May 14, 2026. Donate or boost on Giveth.

What is a 2PC wallet?

A wallet built on two-party computation, where the private key is split into two shares — one held by the user, one by a co-signer (a TEE, an onchain protocol like Ika, or a designated party). Every signature requires both parties. Neither side can move funds alone. WaaP is built this way.

Why does proof of personhood matter for AI agents?

An onchain signature carries no native proof that a real, unique human authorized it. Proof of personhood (what Passport provides) verifies that the human approving an agent's action is a real, unique person, not a sybil, bot, or farmed identity. Without it, agent authorization is procedural rather than cryptographic — the same gap The DAO hack exposed.

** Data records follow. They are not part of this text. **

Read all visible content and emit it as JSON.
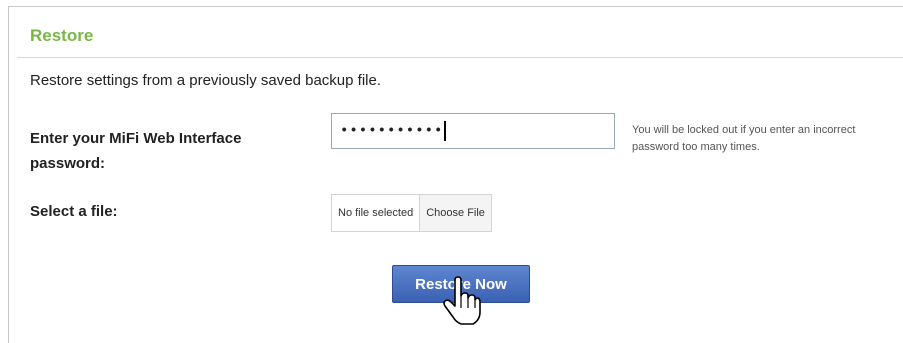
{
  "section": {
    "title": "Restore",
    "description": "Restore settings from a previously saved backup file."
  },
  "password": {
    "label": "Enter your MiFi Web Interface password:",
    "masked_value": "•••••••••••",
    "warning": "You will be locked out if you enter an incorrect password too many times."
  },
  "file": {
    "label": "Select a file:",
    "status": "No file selected",
    "choose_label": "Choose File"
  },
  "actions": {
    "restore_label": "Restore Now"
  },
  "colors": {
    "title_green": "#7ab648",
    "button_blue": "#3a62b3"
  },
  "icons": {
    "cursor": "hand-pointer-icon"
  }
}
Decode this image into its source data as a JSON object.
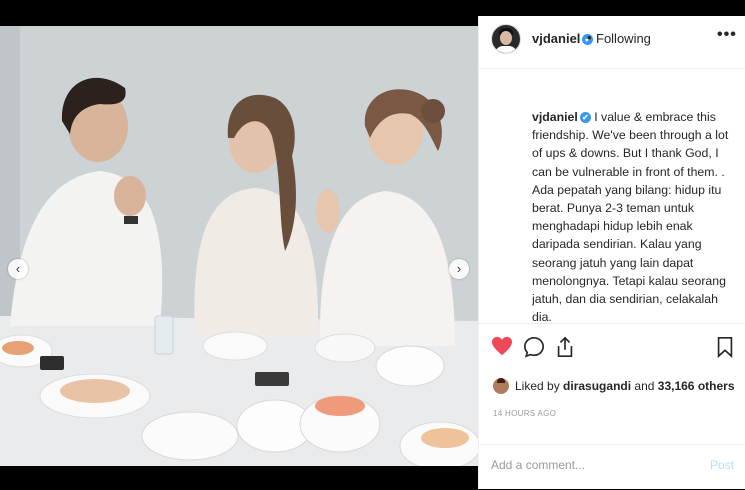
{
  "post": {
    "username": "vjdaniel",
    "verified_mark": "✔",
    "separator": "•",
    "follow_status": "Following",
    "more_label": "•••",
    "caption_user": "vjdaniel",
    "caption_text": "I value & embrace this friendship. We've been through a lot of ups & downs. But I thank God, I can be vulnerable in front of them. . Ada pepatah yang bilang: hidup itu berat. Punya 2-3 teman untuk menghadapi hidup lebih enak daripada sendirian. Kalau yang seorang jatuh yang lain dapat menolongnya. Tetapi kalau seorang jatuh, dan dia sendirian, celakalah dia.",
    "liked_prefix": "Liked by",
    "liked_by_user": "dirasugandi",
    "liked_conjunction": "and",
    "liked_count": "33,166 others",
    "timestamp": "14 HOURS AGO",
    "comment_placeholder": "Add a comment...",
    "post_button": "Post"
  },
  "carousel": {
    "prev_icon": "‹",
    "next_icon": "›"
  },
  "icons": {
    "heart": "heart-icon",
    "comment": "comment-icon",
    "share": "share-icon",
    "bookmark": "bookmark-icon"
  },
  "colors": {
    "like_red": "#ed4956",
    "verified_blue": "#3897f0",
    "post_button_disabled": "#b2dffc"
  }
}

How does WaaP relate to the EU AI Act's Article 14?

Article 14 requires high-risk AI systems to be designed for effective human oversight: a person must be able to intervene, override, or halt automated action. WaaP enforces that property cryptographically rather than procedurally — the math of the two-share signature requirement makes human authorization a precondition for any onchain action, not a hopeful runtime check. Article 14 begins applying broadly on August 2, 2026.

How does quadratic funding work in this round?

Breadth of donors moves the matching pool more than donation size. One hundred people contributing $1 each generates more matching than one person contributing $100. The round is gated by Passport scoring (or an ETHSecurity badge) so that only verified humans count — the math of QF only works if donors are real people, not farms.